When Canadians started buying a lot more scooters
Bigger than a bike, smaller than a motorcycle -- and a gallon lasted for 100 miles
Scooters had not been a common sight in Canada. But in 1980 annual sales were projected to reach more than 2,500 — a considerable jump from under 200 the previous year.
CBC reporter Paul Patterson identified where their appeal may have originated.
"Although scooters cost at least $1,000, they go farther than 100 miles on a gallon of gas," he said, in a report that aired on CBC's This Week in Ontario on Aug. 9, 1980.
Fuel economy had recently become top of mind for North American consumers. given the 1979 gas crisis.
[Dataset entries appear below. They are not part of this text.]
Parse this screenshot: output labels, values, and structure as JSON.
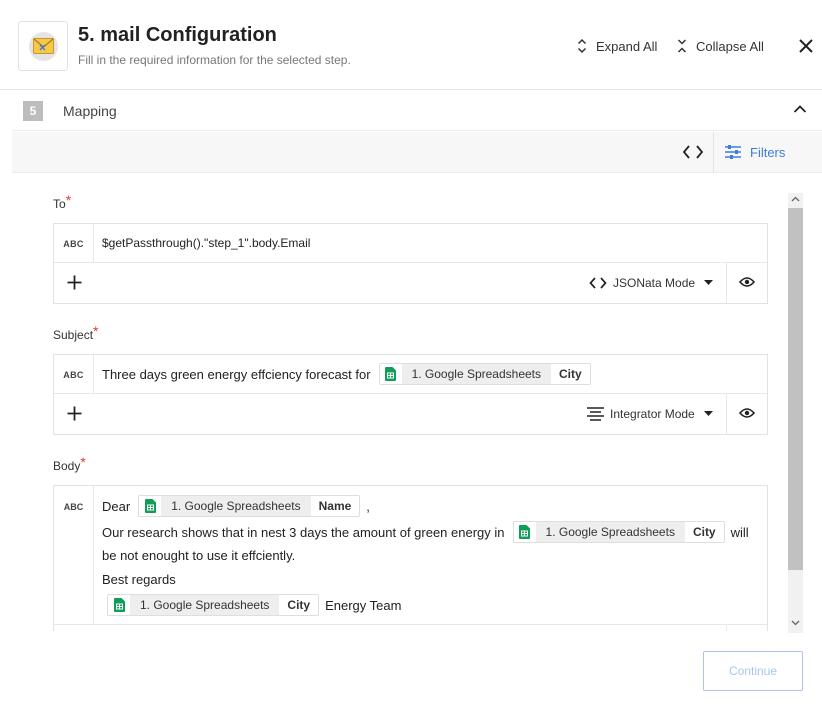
{
  "header": {
    "title": "5. mail Configuration",
    "subtitle": "Fill in the required information for the selected step.",
    "expand_label": "Expand All",
    "collapse_label": "Collapse All",
    "app_icon": "mail-envelope-icon"
  },
  "section": {
    "step_number": "5",
    "label": "Mapping"
  },
  "toolbar": {
    "filters_label": "Filters"
  },
  "fields": {
    "to": {
      "label": "To",
      "required_mark": "*",
      "type_badge": "ABC",
      "value": "$getPassthrough().\"step_1\".body.Email",
      "mode": "JSONata Mode"
    },
    "subject": {
      "label": "Subject",
      "required_mark": "*",
      "type_badge": "ABC",
      "text": "Three days green energy effciency forecast for",
      "pill": {
        "app": "1. Google Spreadsheets",
        "field": "City"
      },
      "mode": "Integrator Mode"
    },
    "body": {
      "label": "Body",
      "required_mark": "*",
      "type_badge": "ABC",
      "line1_text": "Dear",
      "line1_pill": {
        "app": "1. Google Spreadsheets",
        "field": "Name"
      },
      "line1_suffix": ",",
      "line2_text": "Our research shows that in nest 3 days the amount of green energy in",
      "line2_pill": {
        "app": "1. Google Spreadsheets",
        "field": "City"
      },
      "line2_suffix": "will",
      "line3_text": "be not enought to use it effciently.",
      "line4_text": "Best regards",
      "line5_pill": {
        "app": "1. Google Spreadsheets",
        "field": "City"
      },
      "line5_suffix": "Energy Team"
    }
  },
  "footer": {
    "continue_label": "Continue"
  },
  "colors": {
    "accent": "#3b7ddd",
    "required": "#e53935",
    "sheets_green": "#0f9d58",
    "continue_disabled": "#a9c5ef"
  }
}
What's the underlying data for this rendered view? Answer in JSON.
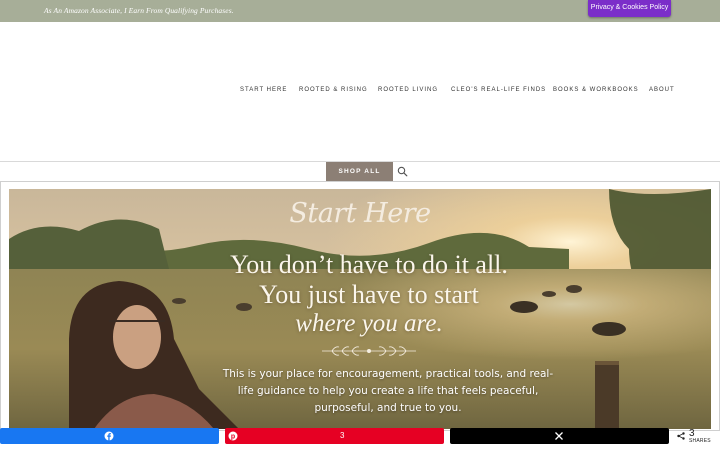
{
  "topbar": {
    "disclosure": "As An Amazon Associate, I Earn From Qualifying Purchases.",
    "privacy_button": "Privacy & Cookies Policy",
    "privacy_color": "#7b2ec9"
  },
  "nav": {
    "items": [
      "START HERE",
      "ROOTED & RISING",
      "ROOTED LIVING",
      "CLEO'S REAL-LIFE FINDS",
      "BOOKS & WORKBOOKS",
      "ABOUT"
    ]
  },
  "shop": {
    "label": "SHOP ALL",
    "search_icon": "search-icon"
  },
  "hero": {
    "script_title": "Start Here",
    "line1": "You don’t have to do it all.",
    "line2": "You just have to start",
    "line3": "where you are.",
    "body": "This is your place for encouragement, practical tools, and real-life guidance to help you create a life that feels peaceful, purposeful, and true to you."
  },
  "share_bar": {
    "facebook_icon": "facebook-icon",
    "pinterest_icon": "pinterest-icon",
    "pinterest_count": "3",
    "x_icon": "x-icon",
    "total": "3",
    "label": "SHARES",
    "colors": {
      "facebook": "#1877f2",
      "pinterest": "#e60023",
      "x": "#000000"
    }
  }
}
(The 1979 film Quadrophenia, featuring scooter-riding British youth, could have had something to do with it, but Patterson didn't make that connection.)
Scooters were "larger than a bicycle, and smaller than a motorcycle," said Patterson, as the camera showed a moustached man riding a blue Vespa scooter.
The Italian scooter maker was already selling its product in Canada, but competition seemed to be close behind.
"We know... they are working on a scooter, if you will, that's supposed to resemble ours," said Vespa distributor Angelo Viola.
He was talking about the Japanese manufacturer Honda, which he said was "supposed" to have something on the market by 1982.
Honda already had a smaller motorcycle on the market, and a woman in a yellow helmet was seen demonstrating a motorcycle to match.
"It costs about $800, and Canadian sales have been heavy," said Patterson.
Sales speeding up
Honda spokesman Jim Bates seemed optimistic about the Canadian market, citing their "attractive" fuel economy.
After rolling up to the camera on a red Vespa with chrome accents, Patterson said the robust market meant more scooters could be on the horizon.
Vespa was considering establishing a manufacturing plant in Oshawa, Ont.
"If sales continue at their present pace, the field behind me could hold the first North American Vespa assembly plant," he said.
"It'll be built by 1982, and it could employ more than 100 people."
There is no evidence that such a plant was ever built.